The first phase of the exchange, in which Israel released 1,027 prisoners, took place in October and involved hundreds of Palestinians serving life sentences, many of them Hamas members convicted of killing Israelis.

This second phase involved what the Israelis call light security prisoners. None had been convicted of killing or wounding anyone, and none were members of Hamas or Islamic Jihad.

About half of the prisoners were serving four years or less, and a third of them two years or less, often for offenses like throwing stones or incendiary bombs or possessing weapons. About 10 percent had sentences of 10 years or more, mostly for throwing or planting bombs or attempted murder. Ten percent are younger than 18; three of the prisoners are 14 years old.

Some Palestinians expressed anger that the release took place at night, making it hard to celebrate, and said that those being freed were not the ones they would have chosen.

“This is not a serious part of the exchange,” Issa Qaraqe, the Palestinian minister of detainees for the West Bank-based Palestinian Authority, said in a telephone interview. “Many of those being released were due to get out within months anyway, and there are women left behind and prisoners who have been there a long time. If Israel had wanted to make a real good-will gesture, the list would have been totally different.”

Under the deal, Israel picked the prisoners released in the second group, with the only condition being that they be security prisoners and not those convicted of common crimes.

In Gaza, a spokesman for Hamas, Salah al-Baradweel, said Israel seemed to be punishing Gaza by freeing so few prisoners from there: 41 of the 550. Mid-level Hamas officials were slated to receive the freed detainees. Ihabal Ghussein, spokesman for the Hamas Interior Ministry, said a larger celebration would come later.

Mr. Shalit, who was 19 when he was abducted while on active duty near the Gaza border in 2006, emerged thin and pale when the first phase of the exchange took place. He is now home with his family in northern Israel and undergoing occupational therapy and debriefing by the military, according to Israeli news media reports.

He has not yet spoken publicly of his years held in Gaza.

He became a focus of intense popular attention in Israel, where tens of thousands of citizens pressured the government to make the deal it ultimately did. In a recent video appearance made for a celebration by the organizers of the campaign to free him, Mr. Shalit still appeared to be quite thin. He spoke shyly and breathed heavily as he expressed his gratitude to those who worked to free him.

Mr. Shalit decided not to make a personal appearance at the event, apparently because handling crowds after five years in a small, closed space remained difficult for him.

A magazine article a week ago in the mass-selling newspaper Yediot Aharonot, based on interviews with his friends, said Mr. Shalit had been riding his bicycle, playing table tennis in his backyard and displaying a healthy appetite for his mother’s cooking.

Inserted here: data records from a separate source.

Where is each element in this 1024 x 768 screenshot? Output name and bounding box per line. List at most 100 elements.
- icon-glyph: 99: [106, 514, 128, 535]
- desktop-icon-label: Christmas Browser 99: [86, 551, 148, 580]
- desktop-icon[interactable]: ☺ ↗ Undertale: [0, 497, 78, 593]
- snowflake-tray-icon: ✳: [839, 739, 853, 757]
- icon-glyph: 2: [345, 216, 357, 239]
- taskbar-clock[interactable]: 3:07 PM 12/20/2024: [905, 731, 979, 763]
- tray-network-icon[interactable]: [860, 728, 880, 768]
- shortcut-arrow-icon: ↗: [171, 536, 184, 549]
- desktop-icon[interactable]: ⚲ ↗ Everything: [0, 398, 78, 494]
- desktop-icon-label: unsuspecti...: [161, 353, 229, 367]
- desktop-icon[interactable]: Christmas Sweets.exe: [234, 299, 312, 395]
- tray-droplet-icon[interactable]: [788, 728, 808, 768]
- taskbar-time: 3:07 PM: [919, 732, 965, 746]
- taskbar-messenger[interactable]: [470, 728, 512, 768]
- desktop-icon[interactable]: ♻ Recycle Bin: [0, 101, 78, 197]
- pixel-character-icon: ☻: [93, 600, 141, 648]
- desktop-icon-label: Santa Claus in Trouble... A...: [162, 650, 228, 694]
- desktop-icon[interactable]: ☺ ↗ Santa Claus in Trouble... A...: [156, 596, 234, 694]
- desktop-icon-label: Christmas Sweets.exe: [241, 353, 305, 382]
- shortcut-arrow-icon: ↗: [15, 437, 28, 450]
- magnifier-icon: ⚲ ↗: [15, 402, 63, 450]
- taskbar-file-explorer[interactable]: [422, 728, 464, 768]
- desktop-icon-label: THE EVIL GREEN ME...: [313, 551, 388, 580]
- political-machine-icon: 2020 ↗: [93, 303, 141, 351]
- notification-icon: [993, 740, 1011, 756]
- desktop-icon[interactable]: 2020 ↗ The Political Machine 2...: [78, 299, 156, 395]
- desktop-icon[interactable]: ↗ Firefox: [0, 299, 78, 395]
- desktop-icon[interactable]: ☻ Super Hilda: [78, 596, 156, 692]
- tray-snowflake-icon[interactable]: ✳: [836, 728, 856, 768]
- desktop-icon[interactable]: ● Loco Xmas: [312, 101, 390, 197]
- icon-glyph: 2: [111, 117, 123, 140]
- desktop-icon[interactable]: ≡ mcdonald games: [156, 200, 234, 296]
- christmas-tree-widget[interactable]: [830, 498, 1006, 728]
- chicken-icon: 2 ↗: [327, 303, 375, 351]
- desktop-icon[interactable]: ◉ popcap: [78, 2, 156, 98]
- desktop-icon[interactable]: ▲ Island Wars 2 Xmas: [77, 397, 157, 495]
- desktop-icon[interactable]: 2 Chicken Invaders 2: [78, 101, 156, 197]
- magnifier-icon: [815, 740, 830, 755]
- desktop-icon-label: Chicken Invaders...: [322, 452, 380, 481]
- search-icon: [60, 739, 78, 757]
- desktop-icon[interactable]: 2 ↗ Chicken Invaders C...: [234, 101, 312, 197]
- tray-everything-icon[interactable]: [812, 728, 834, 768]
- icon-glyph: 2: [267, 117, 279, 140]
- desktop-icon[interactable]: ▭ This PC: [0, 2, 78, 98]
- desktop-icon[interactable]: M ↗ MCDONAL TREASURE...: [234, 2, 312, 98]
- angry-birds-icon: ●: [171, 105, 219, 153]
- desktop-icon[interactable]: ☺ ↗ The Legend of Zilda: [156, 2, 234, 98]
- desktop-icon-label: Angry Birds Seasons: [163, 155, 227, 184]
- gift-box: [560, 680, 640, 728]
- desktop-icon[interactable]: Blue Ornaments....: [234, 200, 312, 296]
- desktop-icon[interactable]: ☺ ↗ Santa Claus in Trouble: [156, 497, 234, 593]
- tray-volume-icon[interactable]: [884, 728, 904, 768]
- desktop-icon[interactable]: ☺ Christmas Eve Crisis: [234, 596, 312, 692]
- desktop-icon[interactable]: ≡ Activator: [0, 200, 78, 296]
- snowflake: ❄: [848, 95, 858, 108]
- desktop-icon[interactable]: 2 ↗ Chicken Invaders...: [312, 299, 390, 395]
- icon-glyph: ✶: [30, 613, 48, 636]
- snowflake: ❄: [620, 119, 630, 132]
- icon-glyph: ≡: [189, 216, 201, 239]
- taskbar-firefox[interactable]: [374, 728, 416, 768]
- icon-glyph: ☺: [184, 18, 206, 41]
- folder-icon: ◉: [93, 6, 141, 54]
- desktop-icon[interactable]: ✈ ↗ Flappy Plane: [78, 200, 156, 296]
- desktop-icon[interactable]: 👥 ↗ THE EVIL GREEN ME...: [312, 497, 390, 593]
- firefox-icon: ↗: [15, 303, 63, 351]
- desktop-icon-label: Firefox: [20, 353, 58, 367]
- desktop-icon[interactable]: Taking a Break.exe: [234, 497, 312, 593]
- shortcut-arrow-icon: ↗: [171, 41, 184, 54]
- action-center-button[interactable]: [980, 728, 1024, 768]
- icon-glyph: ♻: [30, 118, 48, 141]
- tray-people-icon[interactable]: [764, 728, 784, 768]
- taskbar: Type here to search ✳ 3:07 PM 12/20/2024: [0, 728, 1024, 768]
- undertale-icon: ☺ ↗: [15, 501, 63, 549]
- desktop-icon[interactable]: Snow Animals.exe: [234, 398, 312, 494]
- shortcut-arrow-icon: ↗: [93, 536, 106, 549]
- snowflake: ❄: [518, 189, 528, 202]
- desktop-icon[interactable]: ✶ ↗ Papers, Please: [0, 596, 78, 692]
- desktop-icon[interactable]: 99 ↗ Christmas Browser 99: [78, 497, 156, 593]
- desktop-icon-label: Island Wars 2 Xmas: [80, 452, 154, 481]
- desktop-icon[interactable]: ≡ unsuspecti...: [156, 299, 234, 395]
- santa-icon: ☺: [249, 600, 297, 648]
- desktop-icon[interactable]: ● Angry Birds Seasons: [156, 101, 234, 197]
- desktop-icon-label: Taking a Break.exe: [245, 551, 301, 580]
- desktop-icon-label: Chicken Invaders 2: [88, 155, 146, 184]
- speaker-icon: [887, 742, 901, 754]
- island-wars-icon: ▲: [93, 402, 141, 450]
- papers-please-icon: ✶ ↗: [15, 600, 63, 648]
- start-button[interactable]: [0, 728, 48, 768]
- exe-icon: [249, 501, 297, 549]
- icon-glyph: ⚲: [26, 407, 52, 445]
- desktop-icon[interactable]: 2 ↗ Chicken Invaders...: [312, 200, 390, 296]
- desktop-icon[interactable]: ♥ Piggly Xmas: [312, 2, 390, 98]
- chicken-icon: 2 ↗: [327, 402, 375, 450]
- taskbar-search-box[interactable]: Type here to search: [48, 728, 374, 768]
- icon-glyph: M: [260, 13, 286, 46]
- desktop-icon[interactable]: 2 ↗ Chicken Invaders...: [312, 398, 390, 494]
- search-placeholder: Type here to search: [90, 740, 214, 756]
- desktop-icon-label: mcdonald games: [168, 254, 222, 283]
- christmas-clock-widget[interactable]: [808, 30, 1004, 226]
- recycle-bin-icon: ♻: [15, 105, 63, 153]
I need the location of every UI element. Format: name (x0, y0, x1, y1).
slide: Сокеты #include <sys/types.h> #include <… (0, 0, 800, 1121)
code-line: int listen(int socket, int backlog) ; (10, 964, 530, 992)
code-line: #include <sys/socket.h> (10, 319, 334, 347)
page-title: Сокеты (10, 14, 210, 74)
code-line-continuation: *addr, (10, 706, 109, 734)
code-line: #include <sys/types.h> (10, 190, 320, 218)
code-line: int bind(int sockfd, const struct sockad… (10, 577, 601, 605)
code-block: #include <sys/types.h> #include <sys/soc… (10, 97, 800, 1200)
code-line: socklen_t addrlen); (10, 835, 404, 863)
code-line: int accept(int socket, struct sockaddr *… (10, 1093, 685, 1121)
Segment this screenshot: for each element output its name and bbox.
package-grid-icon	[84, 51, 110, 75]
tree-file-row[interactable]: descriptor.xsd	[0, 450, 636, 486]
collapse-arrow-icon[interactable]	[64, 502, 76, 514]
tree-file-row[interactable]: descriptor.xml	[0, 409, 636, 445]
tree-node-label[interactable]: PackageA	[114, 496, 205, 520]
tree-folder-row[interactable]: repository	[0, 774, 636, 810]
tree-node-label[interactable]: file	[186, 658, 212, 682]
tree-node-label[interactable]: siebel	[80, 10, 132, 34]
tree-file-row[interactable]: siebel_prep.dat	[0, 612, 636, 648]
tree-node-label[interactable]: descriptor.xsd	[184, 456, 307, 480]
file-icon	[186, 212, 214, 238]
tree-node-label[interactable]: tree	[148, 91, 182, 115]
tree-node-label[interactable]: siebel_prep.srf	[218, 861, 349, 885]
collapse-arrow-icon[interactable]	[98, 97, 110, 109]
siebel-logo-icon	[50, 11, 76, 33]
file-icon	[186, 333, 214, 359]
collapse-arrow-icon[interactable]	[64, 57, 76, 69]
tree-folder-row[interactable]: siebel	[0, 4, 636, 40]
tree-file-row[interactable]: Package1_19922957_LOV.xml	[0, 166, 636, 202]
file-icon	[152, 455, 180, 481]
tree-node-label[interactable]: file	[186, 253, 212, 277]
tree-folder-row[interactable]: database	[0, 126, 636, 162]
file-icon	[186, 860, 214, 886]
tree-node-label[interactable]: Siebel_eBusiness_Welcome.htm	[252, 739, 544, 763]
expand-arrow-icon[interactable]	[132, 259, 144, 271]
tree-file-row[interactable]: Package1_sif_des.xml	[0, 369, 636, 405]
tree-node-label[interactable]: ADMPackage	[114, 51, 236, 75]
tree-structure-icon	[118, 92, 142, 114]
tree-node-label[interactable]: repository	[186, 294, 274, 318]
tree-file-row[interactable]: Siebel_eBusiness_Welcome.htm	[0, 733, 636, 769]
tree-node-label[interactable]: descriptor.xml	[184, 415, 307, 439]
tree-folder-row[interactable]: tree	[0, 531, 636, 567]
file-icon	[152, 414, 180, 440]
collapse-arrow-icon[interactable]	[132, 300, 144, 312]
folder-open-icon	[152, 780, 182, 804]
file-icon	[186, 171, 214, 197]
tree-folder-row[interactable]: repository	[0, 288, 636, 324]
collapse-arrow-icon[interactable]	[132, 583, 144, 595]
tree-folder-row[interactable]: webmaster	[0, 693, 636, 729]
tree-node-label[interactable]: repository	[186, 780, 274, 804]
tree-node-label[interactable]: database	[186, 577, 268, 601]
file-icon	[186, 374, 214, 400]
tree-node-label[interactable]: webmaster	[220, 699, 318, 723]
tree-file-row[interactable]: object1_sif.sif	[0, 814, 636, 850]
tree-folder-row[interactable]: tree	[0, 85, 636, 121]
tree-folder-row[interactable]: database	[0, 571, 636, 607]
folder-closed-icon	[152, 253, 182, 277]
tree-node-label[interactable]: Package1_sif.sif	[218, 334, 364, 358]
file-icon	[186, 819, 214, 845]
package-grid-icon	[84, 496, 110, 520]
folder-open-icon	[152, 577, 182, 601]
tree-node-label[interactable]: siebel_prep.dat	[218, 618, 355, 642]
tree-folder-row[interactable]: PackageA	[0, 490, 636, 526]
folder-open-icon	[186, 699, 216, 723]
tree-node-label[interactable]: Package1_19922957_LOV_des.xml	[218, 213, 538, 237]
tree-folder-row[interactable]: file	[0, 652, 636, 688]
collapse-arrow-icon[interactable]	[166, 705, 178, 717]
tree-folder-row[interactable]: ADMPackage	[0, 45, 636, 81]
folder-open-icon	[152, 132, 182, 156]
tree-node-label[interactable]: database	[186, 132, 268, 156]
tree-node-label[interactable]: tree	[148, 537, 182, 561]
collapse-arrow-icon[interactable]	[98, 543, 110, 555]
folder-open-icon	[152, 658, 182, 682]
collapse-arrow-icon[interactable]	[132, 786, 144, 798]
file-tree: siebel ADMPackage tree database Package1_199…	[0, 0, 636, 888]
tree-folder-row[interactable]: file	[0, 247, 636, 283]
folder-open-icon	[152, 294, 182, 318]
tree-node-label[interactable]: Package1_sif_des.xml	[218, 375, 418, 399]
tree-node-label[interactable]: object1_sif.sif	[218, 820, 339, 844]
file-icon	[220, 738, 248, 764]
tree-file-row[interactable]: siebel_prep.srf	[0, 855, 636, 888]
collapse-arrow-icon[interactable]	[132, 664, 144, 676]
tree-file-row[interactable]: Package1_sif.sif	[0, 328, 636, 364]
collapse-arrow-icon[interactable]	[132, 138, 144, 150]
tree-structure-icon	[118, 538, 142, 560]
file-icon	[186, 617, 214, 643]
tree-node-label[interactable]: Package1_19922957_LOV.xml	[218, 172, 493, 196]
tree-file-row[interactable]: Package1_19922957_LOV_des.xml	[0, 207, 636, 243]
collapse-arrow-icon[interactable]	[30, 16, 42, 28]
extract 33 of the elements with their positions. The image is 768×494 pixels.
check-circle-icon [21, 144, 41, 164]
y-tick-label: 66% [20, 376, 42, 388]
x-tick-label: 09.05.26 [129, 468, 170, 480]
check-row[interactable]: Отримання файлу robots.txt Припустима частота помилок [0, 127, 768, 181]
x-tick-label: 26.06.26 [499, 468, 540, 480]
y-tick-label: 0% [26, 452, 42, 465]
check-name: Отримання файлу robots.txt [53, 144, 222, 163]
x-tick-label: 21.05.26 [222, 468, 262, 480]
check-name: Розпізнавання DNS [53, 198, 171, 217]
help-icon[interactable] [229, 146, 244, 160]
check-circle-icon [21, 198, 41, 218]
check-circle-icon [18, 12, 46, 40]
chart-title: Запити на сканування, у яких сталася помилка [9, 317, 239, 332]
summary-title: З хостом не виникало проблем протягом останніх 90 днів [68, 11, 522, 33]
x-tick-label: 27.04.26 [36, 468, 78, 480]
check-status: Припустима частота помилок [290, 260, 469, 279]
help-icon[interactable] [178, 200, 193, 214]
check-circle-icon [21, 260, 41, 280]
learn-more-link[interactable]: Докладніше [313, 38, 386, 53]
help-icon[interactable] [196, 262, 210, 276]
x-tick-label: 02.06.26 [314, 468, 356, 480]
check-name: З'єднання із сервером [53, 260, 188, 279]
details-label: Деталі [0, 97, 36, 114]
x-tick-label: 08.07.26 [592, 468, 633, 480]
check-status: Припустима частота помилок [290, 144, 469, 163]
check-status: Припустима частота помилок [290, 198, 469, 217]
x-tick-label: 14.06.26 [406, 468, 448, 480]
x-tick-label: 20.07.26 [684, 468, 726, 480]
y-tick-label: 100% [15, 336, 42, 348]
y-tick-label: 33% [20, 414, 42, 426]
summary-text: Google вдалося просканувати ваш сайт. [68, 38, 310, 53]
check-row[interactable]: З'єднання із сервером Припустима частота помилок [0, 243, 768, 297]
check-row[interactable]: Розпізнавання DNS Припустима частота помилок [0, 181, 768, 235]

Mr. Shalit has had corrective surgery on his hand and elbow, where seven pieces of shrapnel had been lodged since his abduction.

Khaled Abu Aker contributed reporting from Ramallah, and Fares Akram from Gaza.

This article has been revised to reflect the following correction:

Correction: December 19, 2011
An earlier version of this article incorrectly stated that Izzedine Abu Sneineh had been convicted of throwing stones and hanging Palestinian flags from telephone poles.